Zhang Lanxiang is the only female racer this year, the race's 11th annual event. She heard about the competition from friends in 2012 and was eager to participate.
When she first rode on a super truck, she was shocked by the size of the machine, and the loud roar of the engine.
"It's like a mammoth! It's so huge that I had to climb to get into the driver's cabin," Zhang recalls of her first try last year. "The male drivers all looked down on me and joked that I would never make it."
The racing trucks are provided by Shaanxi Automobile Group, one of the largest truck manufacturers in China, usually referred to as Shaanqi.
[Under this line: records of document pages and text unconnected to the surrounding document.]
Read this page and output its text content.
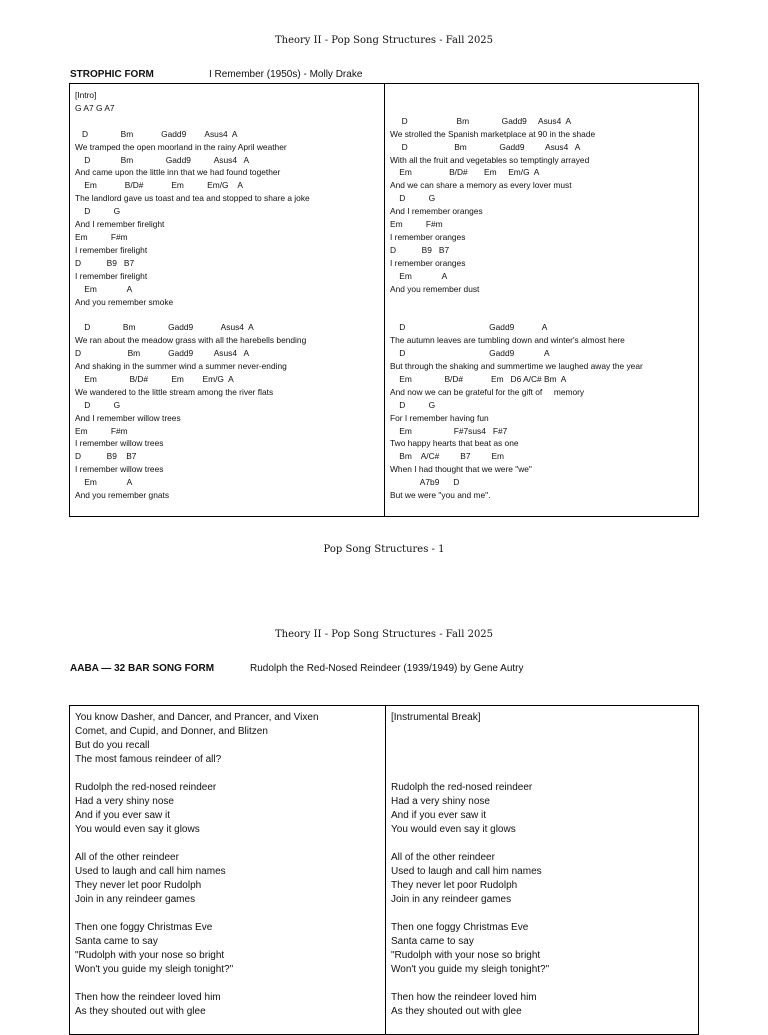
Theory II - Pop Song Structures - Fall 2025
STROPHIC FORM	I Remember (1950s) - Molly Drake
[Intro]
G A7 G A7

D              Bm            Gadd9        Asus4  A
We tramped the open moorland in the rainy April weather
D             Bm              Gadd9          Asus4   A
And came upon the little inn that we had found together
Em            B/D#            Em          Em/G    A
The landlord gave us toast and tea and stopped to share a joke
D          G
And I remember firelight
Em          F#m
I remember firelight
D           B9   B7
I remember firelight
Em             A
And you remember smoke

D              Bm              Gadd9            Asus4  A
We ran about the meadow grass with all the harebells bending
D                    Bm            Gadd9         Asus4   A
And shaking in the summer wind a summer never-ending
Em              B/D#          Em        Em/G  A
We wandered to the little stream among the river flats
D          G
And I remember willow trees
Em          F#m
I remember willow trees
D           B9    B7
I remember willow trees
Em             A
And you remember gnats

D                     Bm              Gadd9     Asus4  A
We strolled the Spanish marketplace at 90 in the shade
D                    Bm              Gadd9         Asus4   A
With all the fruit and vegetables so temptingly arrayed
Em                B/D#       Em     Em/G  A
And we can share a memory as every lover must
D          G
And I remember oranges
Em          F#m
I remember oranges
D           B9   B7
I remember oranges
Em             A
And you remember dust

D                                    Gadd9            A
The autumn leaves are tumbling down and winter's almost here
D                                    Gadd9             A
But through the shaking and summertime we laughed away the year
Em              B/D#            Em   D6 A/C# Bm  A
And now we can be grateful for the gift of     memory
D          G
For I remember having fun
Em                  F#7sus4   F#7
Two happy hearts that beat as one
Bm    A/C#         B7         Em
When I had thought that we were "we"
A7b9      D
But we were "you and me".
Pop Song Structures - 1
Theory II - Pop Song Structures - Fall 2025
AABA — 32 BAR SONG FORM	Rudolph the Red-Nosed Reindeer (1939/1949) by Gene Autry
You know Dasher, and Dancer, and Prancer, and Vixen
Comet, and Cupid, and Donner, and Blitzen
But do you recall
The most famous reindeer of all?

Rudolph the red-nosed reindeer
Had a very shiny nose
And if you ever saw it
You would even say it glows

All of the other reindeer
Used to laugh and call him names
They never let poor Rudolph
Join in any reindeer games

Then one foggy Christmas Eve
Santa came to say
"Rudolph with your nose so bright
Won't you guide my sleigh tonight?"

Then how the reindeer loved him
As they shouted out with glee
[Instrumental Break]

Rudolph the red-nosed reindeer
Had a very shiny nose
And if you ever saw it
You would even say it glows

All of the other reindeer
Used to laugh and call him names
They never let poor Rudolph
Join in any reindeer games

Then one foggy Christmas Eve
Santa came to say
"Rudolph with your nose so bright
Won't you guide my sleigh tonight?"

Then how the reindeer loved him
As they shouted out with glee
The 9.9-ton giant truck, which is 6.3 meters long and 3.3 meters high, has a maximum speed of 90 kilometers per hour and can handle a maximum grade of 60 percent. It can "wade" through water as deep as 1.5 meters.
"It's totally different from driving a car. It requires more strength and skill," Zhang says. An amateur car racer, she soon fell in love with the excitement and challenges of truck racing.
This year, more than 40 racers from 10 teams compete with each other to earn the grand 100,000-yuan prize ($16,400). Zhang is the captain of the team sponsored by Auto Observer magazine. "This time, we are aiming for the championship!"
"During the past five years of off-road racing, our trucks have conquered all kinds of harsh terrain, such as mud land, desert, plateau; the fourth leg of this year's race is set in the natural riverbed."
The circuit at the Juma River, converted from the natural riverbed in tourist site Yesanpo of Laishui county, is a difficult one. Racers have to ride their unwieldy giants through a 1.2-km-long rocky trail, and cross the 1.5-meter-deep river. The course pushes racers and trucks to the limit.
"Our event has been attracting racers from all over the country," says Cao, also a racer in the competition. He graduated from 555 China Racing School, one of the earliest racing schools in China.
"Approximately half of our truck racers used to be truck drivers, and the other half were car racers," Cao says. "Although those who compete in car racing are more professional, they do not have experience with trucks. It's too close to call which group is faster."